If you’re one of the billion-plus people who employ Microsoft’s bread and butter Office software each month, you may start noticing some changes. On Wednesday, Microsoft announced new updates for Word, Excel, PowerPoint and Outlook, but the company is proceeding rather cautiously and rolling out these out gradually over the next few months.
The changes, from a collapsed “ribbon” to newly drawn icons, may help modernize a venerable but aging franchise.
In recent years Office has mostly been transformed from a set of desktop applications to a cloud-connected app and services. And that means Microsoft no longer piles on a bunch of new features at once into software that you bought and were meant to live with every two to three years, until the next new version came along.
“We were like bakers in a kitchen putting all the wonderful touches on our creations and then we did the big reveal,” says Microsoft corporate vice president Jared Spataro.
So call these next changes coming to Office more of a modes reveal. The refresh is based on the so-called “Fluent Design” system that Microsoft announced last year for Windows 10:
The three-line ribbon toolbar at the top of your screen is being whittled down to a space-saving single line. The idea is that you can better focus on your own content in a Word document, for example. If you’re not keen on this new view though, Microsoft still gives you the option to expand the ribbon back into its present form.
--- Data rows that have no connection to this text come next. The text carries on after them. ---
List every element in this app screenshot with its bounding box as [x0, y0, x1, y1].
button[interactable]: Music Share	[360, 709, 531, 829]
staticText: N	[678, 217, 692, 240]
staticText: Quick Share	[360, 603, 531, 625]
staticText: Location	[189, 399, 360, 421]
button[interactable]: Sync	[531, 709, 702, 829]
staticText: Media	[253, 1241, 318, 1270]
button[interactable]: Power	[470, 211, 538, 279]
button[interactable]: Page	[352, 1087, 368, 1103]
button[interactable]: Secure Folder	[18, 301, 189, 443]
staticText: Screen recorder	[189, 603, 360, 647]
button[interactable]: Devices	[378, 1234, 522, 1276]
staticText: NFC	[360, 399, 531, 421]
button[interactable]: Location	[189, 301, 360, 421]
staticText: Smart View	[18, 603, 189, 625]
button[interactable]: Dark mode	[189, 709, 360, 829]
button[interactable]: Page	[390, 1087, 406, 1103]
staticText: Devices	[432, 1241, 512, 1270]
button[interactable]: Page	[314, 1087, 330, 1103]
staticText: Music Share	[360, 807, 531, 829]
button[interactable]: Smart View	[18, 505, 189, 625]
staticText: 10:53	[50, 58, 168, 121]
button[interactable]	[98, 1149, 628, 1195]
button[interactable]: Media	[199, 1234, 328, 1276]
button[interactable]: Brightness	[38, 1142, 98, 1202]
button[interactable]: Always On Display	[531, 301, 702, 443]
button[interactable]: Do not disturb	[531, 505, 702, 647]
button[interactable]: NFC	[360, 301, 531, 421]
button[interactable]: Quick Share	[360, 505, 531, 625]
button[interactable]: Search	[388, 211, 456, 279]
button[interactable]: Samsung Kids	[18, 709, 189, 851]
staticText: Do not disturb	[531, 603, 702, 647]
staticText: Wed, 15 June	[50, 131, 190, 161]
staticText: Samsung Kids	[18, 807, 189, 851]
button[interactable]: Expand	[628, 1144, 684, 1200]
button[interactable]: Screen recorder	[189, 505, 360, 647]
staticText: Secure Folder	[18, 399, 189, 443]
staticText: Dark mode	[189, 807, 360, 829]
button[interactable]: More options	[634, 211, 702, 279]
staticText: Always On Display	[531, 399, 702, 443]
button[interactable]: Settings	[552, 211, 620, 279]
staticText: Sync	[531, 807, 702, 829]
You can also now customize the ribbon. According to Microsoft, 95% of us use the same 10-ish commands in the ribbon. But the remaining 5% of commands differ from user to user. You will now be able to pin the commands most meaningful to you to the ribbon.
The online version of Word is the first app to get this simplified ribbon. It comes to Outlook for Windows next month. But those of you who toil in Word, Excel, and PowerPoint on Windows have to wait for until Microsoft solicits more feedback from a broader set of users.
Users of the web version of Word at Office.com will also be the first to experience new colors and higher contrast icons that may be easier to make out for people with poor vision.
A Microsoft designer with low vision found that when the contrast is lower, and icons are of the same color, they may blur, making them harder to disseminate.
These newly designed icons will appear for select “Insiders” in Word, Excel, and PowerPoint for Windows later this month. In July, they will show up in Outlook for Windows, and in August start rolling out to Outlook on the Mac.